What is the minimum HR AI policy a small firm needs in 2026?

The minimum viable policy has three components: (1) a written statement identifying which AI tools are authorized for use in hiring, performance review, or compensation decisions; (2) a disclosure to employees and candidates that AI tools are used and for what purpose; (3) a process for employees to request human review of any AI-assisted employment decision. This does not need to be complex — a one-page document that employees sign satisfies the reasonable-care standard in most state frameworks.

Is the AI jobs gap between large and small firms a compliance risk?

Yes. SHRM found 60% of large organizations have AI in their HR function vs. 33% of small firms. This gap is paradoxically a compliance risk for small firms: they're less likely to have adopted AI deliberately, but more likely to have employees using AI tools ad hoc (drafting job postings, summarizing resumes) without a policy in place. Unauthorized AI use in HR processes creates the same exposure as authorized use — without the documentation to defend it.

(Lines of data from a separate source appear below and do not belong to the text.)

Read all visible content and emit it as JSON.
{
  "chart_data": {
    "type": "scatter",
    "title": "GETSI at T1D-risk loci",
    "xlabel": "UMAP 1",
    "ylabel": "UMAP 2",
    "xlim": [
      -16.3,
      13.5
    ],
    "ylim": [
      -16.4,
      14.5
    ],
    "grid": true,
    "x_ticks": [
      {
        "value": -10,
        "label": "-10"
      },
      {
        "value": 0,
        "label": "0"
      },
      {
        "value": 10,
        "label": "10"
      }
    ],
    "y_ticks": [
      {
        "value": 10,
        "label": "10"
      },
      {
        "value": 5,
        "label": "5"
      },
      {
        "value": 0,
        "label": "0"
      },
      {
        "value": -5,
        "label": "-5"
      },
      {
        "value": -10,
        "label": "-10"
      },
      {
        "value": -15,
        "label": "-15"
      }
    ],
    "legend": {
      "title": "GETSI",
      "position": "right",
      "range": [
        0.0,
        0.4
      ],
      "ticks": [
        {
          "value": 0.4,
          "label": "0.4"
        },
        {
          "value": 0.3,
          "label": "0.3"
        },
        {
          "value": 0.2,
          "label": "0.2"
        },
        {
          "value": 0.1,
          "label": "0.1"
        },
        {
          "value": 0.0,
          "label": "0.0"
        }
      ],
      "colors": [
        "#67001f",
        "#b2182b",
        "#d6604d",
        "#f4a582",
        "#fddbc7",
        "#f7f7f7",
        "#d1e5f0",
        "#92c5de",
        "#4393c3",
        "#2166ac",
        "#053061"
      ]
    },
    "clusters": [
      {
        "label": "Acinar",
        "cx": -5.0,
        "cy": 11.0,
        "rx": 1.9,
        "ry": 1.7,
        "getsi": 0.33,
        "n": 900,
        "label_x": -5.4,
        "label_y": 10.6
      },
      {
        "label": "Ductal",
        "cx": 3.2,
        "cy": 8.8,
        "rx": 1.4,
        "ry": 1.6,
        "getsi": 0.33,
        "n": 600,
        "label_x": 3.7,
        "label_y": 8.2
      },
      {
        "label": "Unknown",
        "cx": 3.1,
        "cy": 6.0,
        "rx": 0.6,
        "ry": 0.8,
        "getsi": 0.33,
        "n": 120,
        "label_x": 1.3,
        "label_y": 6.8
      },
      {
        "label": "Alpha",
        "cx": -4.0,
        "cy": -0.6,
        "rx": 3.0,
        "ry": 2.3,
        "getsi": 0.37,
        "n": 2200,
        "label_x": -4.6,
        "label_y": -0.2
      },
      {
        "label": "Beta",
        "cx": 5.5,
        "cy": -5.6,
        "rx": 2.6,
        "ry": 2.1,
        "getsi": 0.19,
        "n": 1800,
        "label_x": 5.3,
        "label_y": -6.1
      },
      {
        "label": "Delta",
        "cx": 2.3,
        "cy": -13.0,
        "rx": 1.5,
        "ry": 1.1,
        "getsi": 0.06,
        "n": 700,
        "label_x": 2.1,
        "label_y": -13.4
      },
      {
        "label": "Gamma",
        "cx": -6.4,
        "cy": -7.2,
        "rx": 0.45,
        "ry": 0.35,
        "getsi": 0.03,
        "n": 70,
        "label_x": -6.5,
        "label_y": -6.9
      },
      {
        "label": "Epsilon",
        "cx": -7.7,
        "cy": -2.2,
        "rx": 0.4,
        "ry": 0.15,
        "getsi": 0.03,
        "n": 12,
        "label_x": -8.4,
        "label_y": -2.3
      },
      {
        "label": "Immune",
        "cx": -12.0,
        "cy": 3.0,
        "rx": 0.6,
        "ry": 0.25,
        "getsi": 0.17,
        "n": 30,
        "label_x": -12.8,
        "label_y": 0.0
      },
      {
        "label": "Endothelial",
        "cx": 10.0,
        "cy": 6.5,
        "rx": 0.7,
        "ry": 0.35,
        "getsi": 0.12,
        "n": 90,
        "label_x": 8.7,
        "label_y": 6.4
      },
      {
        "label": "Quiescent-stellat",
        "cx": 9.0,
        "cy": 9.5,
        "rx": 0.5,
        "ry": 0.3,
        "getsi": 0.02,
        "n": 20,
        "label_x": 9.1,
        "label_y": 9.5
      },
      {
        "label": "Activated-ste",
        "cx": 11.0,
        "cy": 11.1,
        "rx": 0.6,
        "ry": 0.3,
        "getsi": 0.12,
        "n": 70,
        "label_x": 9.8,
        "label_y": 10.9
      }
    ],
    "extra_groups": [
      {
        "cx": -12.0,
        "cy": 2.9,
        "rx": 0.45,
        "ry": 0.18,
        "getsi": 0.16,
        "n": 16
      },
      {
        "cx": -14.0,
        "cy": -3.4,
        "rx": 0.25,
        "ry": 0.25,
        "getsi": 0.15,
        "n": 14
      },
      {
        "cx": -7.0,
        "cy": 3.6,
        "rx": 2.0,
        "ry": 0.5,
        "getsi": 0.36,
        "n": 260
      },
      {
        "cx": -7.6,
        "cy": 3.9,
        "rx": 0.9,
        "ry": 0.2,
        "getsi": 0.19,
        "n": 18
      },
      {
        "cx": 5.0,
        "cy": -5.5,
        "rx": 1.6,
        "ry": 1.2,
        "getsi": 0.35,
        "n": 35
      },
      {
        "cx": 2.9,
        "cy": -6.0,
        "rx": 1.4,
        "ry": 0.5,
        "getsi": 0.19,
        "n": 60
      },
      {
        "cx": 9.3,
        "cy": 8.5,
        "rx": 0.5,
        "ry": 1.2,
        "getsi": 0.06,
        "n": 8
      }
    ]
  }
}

What does SHRM's 5.7x job-shift-to-displacement ratio mean for my firm?

SHRM found organizations are 5.7x more likely to shift job responsibilities due to AI than eliminate positions entirely. For a 10-25 person professional services firm, this means the primary risk from AI in HR is not mass layoffs — it's role drift: accountants who now review AI outputs rather than produce documents from scratch, paralegals whose work changes as AI handles first drafts. The compliance implication is that job descriptions, performance metrics, and onboarding materials may need updating to reflect AI-augmented role definitions.